A study by AlburtyLab Inc. claims thousands of pharmacy workers are exposed to particles of airborne drugs. But the study has left some pharmacists and technology manufacturers questioning its methods and the motive of the company funding the study.

AlburtyLab and the University of Missouri Mass Spectrometry Facility carried out the study in five retail pharmacies to examine concentration levels, size characteristics, and chemical properties of pill dust generated by McKesson/Parata RDS Dispensing System, which uses air pressure to eject pills into prescription bottles, and ScriptPro SP 200 Robotic Prescription Dispensing System, which uses manual counting.

"This study is not really anything different than we've been saying for a long time in various ways," Michael Coughlin, CEO of ScriptPro, said. "Machines that use air pressure have some issues, we believe. We've been saying this to the industry since 2003."

ScriptPro LLC funded the study with an undisclosed amount of money, Coughlin said. But the company maintained that there is no conflict of interest because most studies are completed by people with a stake in the results.

Some pharmacists and other researchers have said that ScriptPro's vested interest in this study skewed the results to show that the only safe way of dispensing medications is to use the funder's product. Amy H. Snow, a certified industrial hygienist and former Occupational Safety and Health Administration (OSHA) compliance inspector, agrees.

"We don't design the studies," Coughlin said. "We pick topics that we think are of significance to the industry, and we have funded a number of studies."

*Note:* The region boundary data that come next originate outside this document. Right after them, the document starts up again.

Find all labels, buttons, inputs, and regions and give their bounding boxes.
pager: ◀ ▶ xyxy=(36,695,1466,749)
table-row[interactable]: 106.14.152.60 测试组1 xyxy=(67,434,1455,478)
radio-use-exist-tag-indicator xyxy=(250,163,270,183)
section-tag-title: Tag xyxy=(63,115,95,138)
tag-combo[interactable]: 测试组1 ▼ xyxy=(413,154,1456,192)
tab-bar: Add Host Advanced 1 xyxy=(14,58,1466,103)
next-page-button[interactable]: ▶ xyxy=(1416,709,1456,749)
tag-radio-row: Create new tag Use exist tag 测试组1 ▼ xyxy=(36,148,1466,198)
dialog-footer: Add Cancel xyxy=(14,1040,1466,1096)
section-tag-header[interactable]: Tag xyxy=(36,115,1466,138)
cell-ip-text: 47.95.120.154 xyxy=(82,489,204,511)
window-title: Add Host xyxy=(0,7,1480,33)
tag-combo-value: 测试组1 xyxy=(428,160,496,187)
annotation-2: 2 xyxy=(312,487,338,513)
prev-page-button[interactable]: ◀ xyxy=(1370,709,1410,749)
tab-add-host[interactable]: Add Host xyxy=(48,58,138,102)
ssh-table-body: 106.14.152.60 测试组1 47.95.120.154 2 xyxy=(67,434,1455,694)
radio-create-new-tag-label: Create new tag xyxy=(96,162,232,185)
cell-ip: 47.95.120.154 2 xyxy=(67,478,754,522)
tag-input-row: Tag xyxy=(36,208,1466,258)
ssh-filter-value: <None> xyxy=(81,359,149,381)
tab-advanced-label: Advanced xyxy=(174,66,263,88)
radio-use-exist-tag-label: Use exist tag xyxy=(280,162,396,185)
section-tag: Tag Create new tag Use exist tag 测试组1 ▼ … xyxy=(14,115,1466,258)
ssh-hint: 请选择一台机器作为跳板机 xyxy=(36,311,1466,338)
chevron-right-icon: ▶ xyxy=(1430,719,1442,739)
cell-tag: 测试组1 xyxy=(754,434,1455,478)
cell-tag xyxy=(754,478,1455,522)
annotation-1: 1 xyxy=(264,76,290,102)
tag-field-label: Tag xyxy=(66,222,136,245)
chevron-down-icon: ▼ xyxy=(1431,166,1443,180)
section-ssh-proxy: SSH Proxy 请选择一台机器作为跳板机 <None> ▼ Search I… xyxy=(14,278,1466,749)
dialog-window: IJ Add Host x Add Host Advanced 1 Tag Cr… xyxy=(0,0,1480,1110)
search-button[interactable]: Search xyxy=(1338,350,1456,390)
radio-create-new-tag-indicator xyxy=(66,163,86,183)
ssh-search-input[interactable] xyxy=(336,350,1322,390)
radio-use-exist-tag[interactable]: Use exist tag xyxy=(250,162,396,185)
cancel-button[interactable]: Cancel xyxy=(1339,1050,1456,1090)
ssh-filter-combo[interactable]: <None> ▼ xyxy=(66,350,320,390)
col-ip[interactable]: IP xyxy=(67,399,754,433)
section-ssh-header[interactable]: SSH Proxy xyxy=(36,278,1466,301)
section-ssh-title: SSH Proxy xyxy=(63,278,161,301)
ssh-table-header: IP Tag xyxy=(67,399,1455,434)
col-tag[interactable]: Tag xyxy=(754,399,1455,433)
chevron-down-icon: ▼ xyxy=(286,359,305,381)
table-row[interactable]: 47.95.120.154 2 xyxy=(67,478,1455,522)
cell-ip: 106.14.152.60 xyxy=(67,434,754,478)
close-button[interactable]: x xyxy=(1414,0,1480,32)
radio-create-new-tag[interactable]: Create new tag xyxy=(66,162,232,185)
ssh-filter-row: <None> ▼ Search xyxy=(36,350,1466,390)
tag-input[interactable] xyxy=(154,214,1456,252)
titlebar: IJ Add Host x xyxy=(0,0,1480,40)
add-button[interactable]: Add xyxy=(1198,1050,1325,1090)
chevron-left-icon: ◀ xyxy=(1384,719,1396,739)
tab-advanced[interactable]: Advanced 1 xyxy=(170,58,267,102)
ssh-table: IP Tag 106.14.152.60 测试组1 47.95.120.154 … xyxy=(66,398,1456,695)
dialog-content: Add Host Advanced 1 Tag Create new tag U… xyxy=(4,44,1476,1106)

The study included a quote from the U.S. Centers for Disease Control and Prevention (CDC) referring to the potential for injury to pharmacists and pharmacy technicians from exposure to hazardous drugs. The CDC statement was taken out of context because automated machines should not be dispensing hazardous medications and steps should be in place to handle powerful drugs, such as cancer drugs, Snow said.

Snow said OSHA, which regulates working safety conditions, studies the air breathed by pharmacists in a test of their personal breathing zones. "That is not the way they collected things," Snow said, speaking of the disputed study. "They took area samples on the equipment." She said air quality is not assessed through measurement of particles on the equipment used or dust sitting on counters. Instead, the air people are breathing should be monitored.

"Pharmacies are inherently dusty places," Tom Rhodes, executive vice president of Parata Systems, said. "You've got to ask yourself, has dust been a problem for pharmacy over the past 100 years? And the answer is no. Over the past 100 years, we haven't seen a federal or state lawsuit due to dust exposure."

Rhodes said the study "implicates every pharmacy out there that doesn't use ScriptPro's system."

Alburty said the company has been contacted by a wide range of government and corporate clients to design and conduct independent, third-party analysis of complex aerosol issues.

Study researchers Alburty and Pamela S. Murowchick of AlburtyLab called for federal health and environmental regulatory agencies to immediately study this issue. So far, no agency has taken up the recommendation.